Apple a officiellement demandé à Washington l'autorisation d'acheter des puces mémoire dynamiques (DRAM) auprès de CXMT, un fabricant chinois actuellement soumis à des restrictions commerciales. Cette démarche, révélée ces derniers jours, intervient dans un contexte de tensions persistantes entre les États-Unis et la Chine dans le domaine des semi-conducteurs.

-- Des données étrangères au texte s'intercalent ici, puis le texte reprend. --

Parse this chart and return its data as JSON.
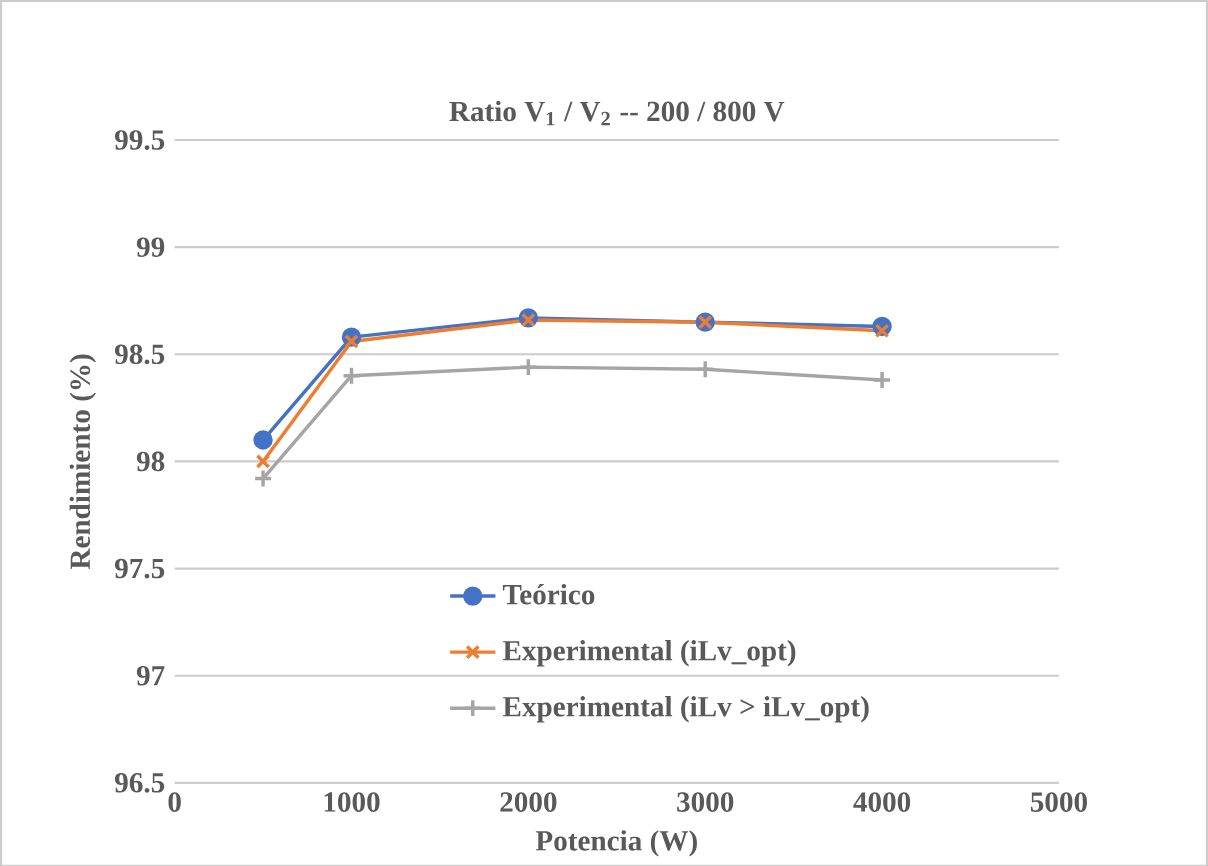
{
  "chart_data": {
    "type": "line",
    "title": "Ratio V$_{1}$ / V$_{2}$ -- 200 / 800 V",
    "xlabel": "Potencia (W)",
    "ylabel": "Rendimiento (%)",
    "x": [
      500,
      1000,
      2000,
      3000,
      4000
    ],
    "series": [
      {
        "name": "Teórico",
        "color": "#4472c4",
        "marker": "circle",
        "values": [
          98.1,
          98.58,
          98.67,
          98.65,
          98.63
        ]
      },
      {
        "name": "Experimental (iLv_opt)",
        "color": "#ed7d31",
        "marker": "cross",
        "values": [
          98.0,
          98.56,
          98.66,
          98.65,
          98.61
        ]
      },
      {
        "name": "Experimental (iLv > iLv_opt)",
        "color": "#a5a5a5",
        "marker": "plus",
        "values": [
          97.92,
          98.4,
          98.44,
          98.43,
          98.38
        ]
      }
    ],
    "xlim": [
      0,
      5000
    ],
    "xticks": [
      0,
      1000,
      2000,
      3000,
      4000,
      5000
    ],
    "ylim": [
      96.5,
      99.5
    ],
    "yticks": [
      96.5,
      97,
      97.5,
      98,
      98.5,
      99,
      99.5
    ],
    "grid": "y",
    "legend": "bottom"
  }
}
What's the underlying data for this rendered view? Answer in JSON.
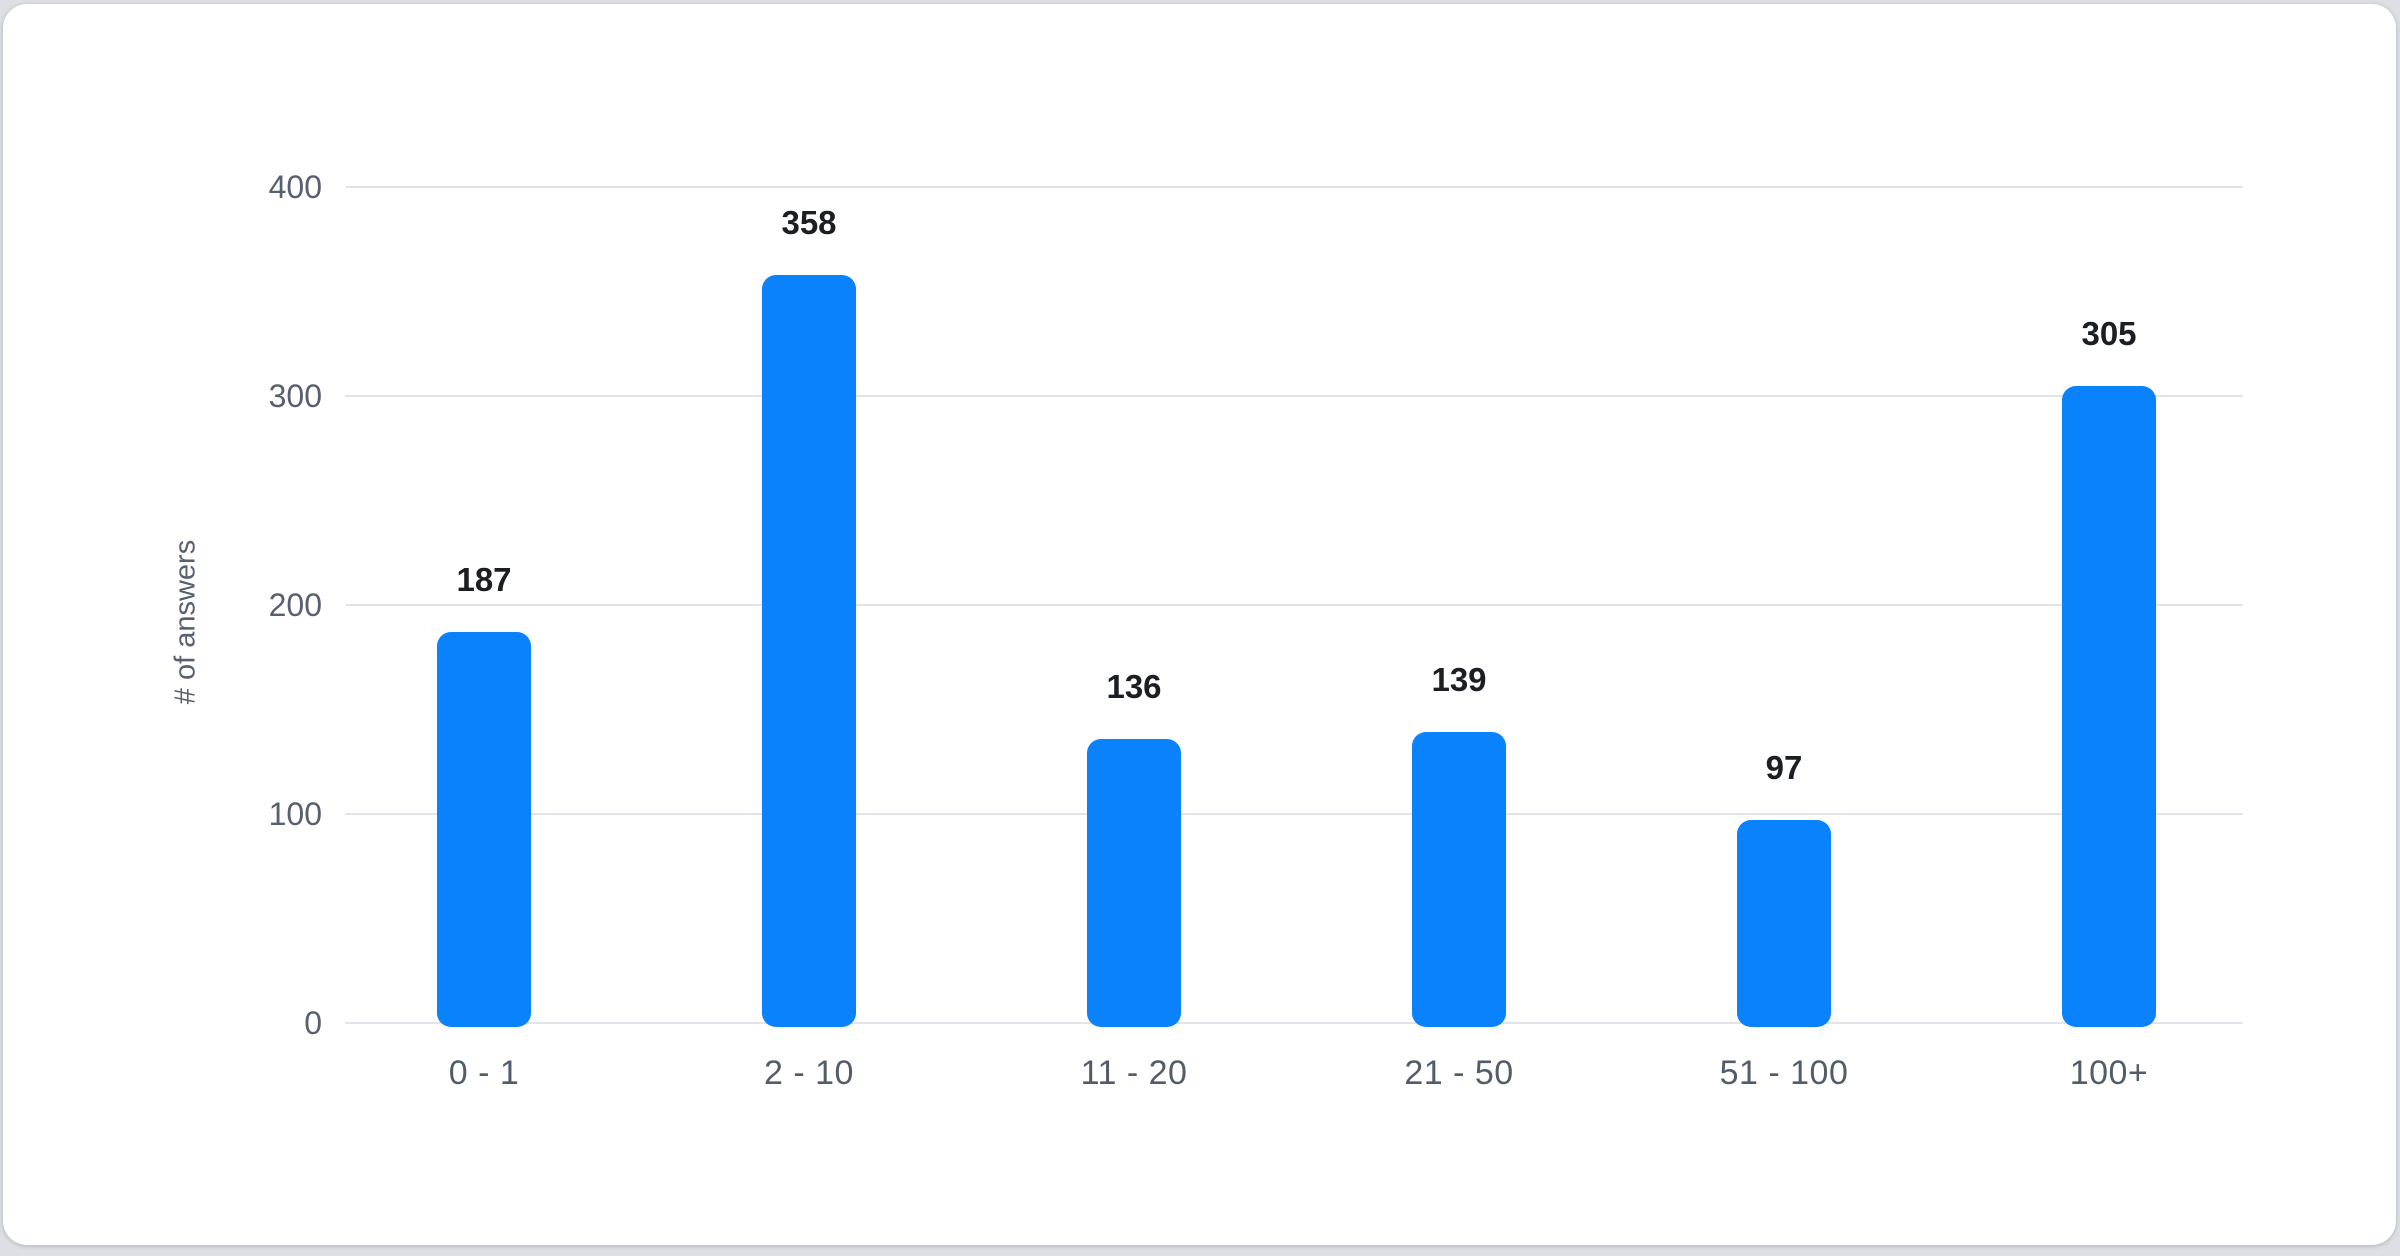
{
  "chart_data": {
    "type": "bar",
    "categories": [
      "0 - 1",
      "2 - 10",
      "11 - 20",
      "21 - 50",
      "51 - 100",
      "100+"
    ],
    "values": [
      187,
      358,
      136,
      139,
      97,
      305
    ],
    "data_labels": [
      "187",
      "358",
      "136",
      "139",
      "97",
      "305"
    ],
    "title": "",
    "xlabel": "",
    "ylabel": "# of answers",
    "ylim": [
      0,
      400
    ],
    "yticks": [
      0,
      100,
      200,
      300,
      400
    ],
    "grid": "horizontal gridlines on, vertical off",
    "legend": "none",
    "bar_style": "rounded corners, solid fill"
  },
  "colors": {
    "bar": "#0a82fc",
    "gridline": "#e1e4e8",
    "axis_text": "#566070",
    "x_label_text": "#525d6b",
    "value_text": "#1b1e22",
    "card_bg": "#ffffff",
    "page_bg": "#dcdfe3"
  }
}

La société californienne cherche à diversifier ses sources d'approvisionnement en composants électroniques essentiels à ses appareils. CXMT (ChangXin Memory Technologies) figure sur une liste d'entités sanctionnées par le gouvernement états-unien, ce qui impose aux entreprises américaines d'obtenir une licence spéciale pour toute transaction commerciale avec ce groupe.

Les enjeux stratégiques de la demande

Cette requête illustre la dépendance de l'industrie technologique mondiale vis-à-vis de la chaîne d'approvisionnement en semi-conducteurs. Apple, qui conçoit ses propres processeurs pour ses iPhone, iPad et Mac, a besoin de puces mémoire performantes pour équiper ses produits. La décision de l'administration américaine sera scrutée de près, car elle pourrait servir de test pour la politique commerciale de Washington à l'égard de la Chine technologique.

Les experts estiment que si le feu vert est accordé, cela pourrait ouvrir la voie à d'autres entreprises américaines cherchant à contourner les restrictions actuelles. À l'inverse, un refus renforcerait la pression sur Pékin et pourrait accélérer les efforts chinois pour développer une industrie des semi-conducteurs autonome.

Les implications commerciales et géopolitiques

Les sanctions imposées à CXMT visent à empêcher le transfert de technologies sensibles vers la Chine et à limiter la capacité de Pékin à produire des puces avancées. Apple, de son côté, justifie sa démarche par la nécessité de maintenir une chaîne d'approvisionnement stable et compétitive. Le fabricant californien a déjà entamé des discussions avec les autorités américaines pour expliquer les bénéfices potentiels d'une telle dérogation.

La réponse de Washington devrait prendre en compte à la fois les impératifs sécuritaires et les réalités économiques. Les entreprises américaines du secteur des technologies, confrontées à une demande mondiale soutenue, cherchent à éviter des ruptures d'approvisionnement qui pourraient affecter leur production.

Un précédent dans les relations bilatérales

Cette demande n'est pas sans rappeler d'autres dérogations accordées par le passé, notamment celle de Qualcomm pour fournir des composants à Huawei. À l'époque, l'administration Trump avait autorisé certaines transactions après avoir évalué les intérêts nationaux. Aujourd'hui, sous l'administration Biden, la question se pose avec une acuité renouvelée alors que la compétition technologique avec la Chine s'intensifie.

Les observateurs notent que la décision finale dépendra de l'évaluation faite par les départements du Commerce et de la Sécurité intérieure. Ils devront déterminer si l'achat de puces auprès de CXMT présente un risque pour la sécurité nationale ou s'il peut être encadré de manière à ne pas enfreindre les objectifs des sanctions.

En attendant, Apple continue de négocier avec ses partenaires asiatiques pour sécuriser ses approvisionnements. La décision de Washington est attendue dans les semaines à venir.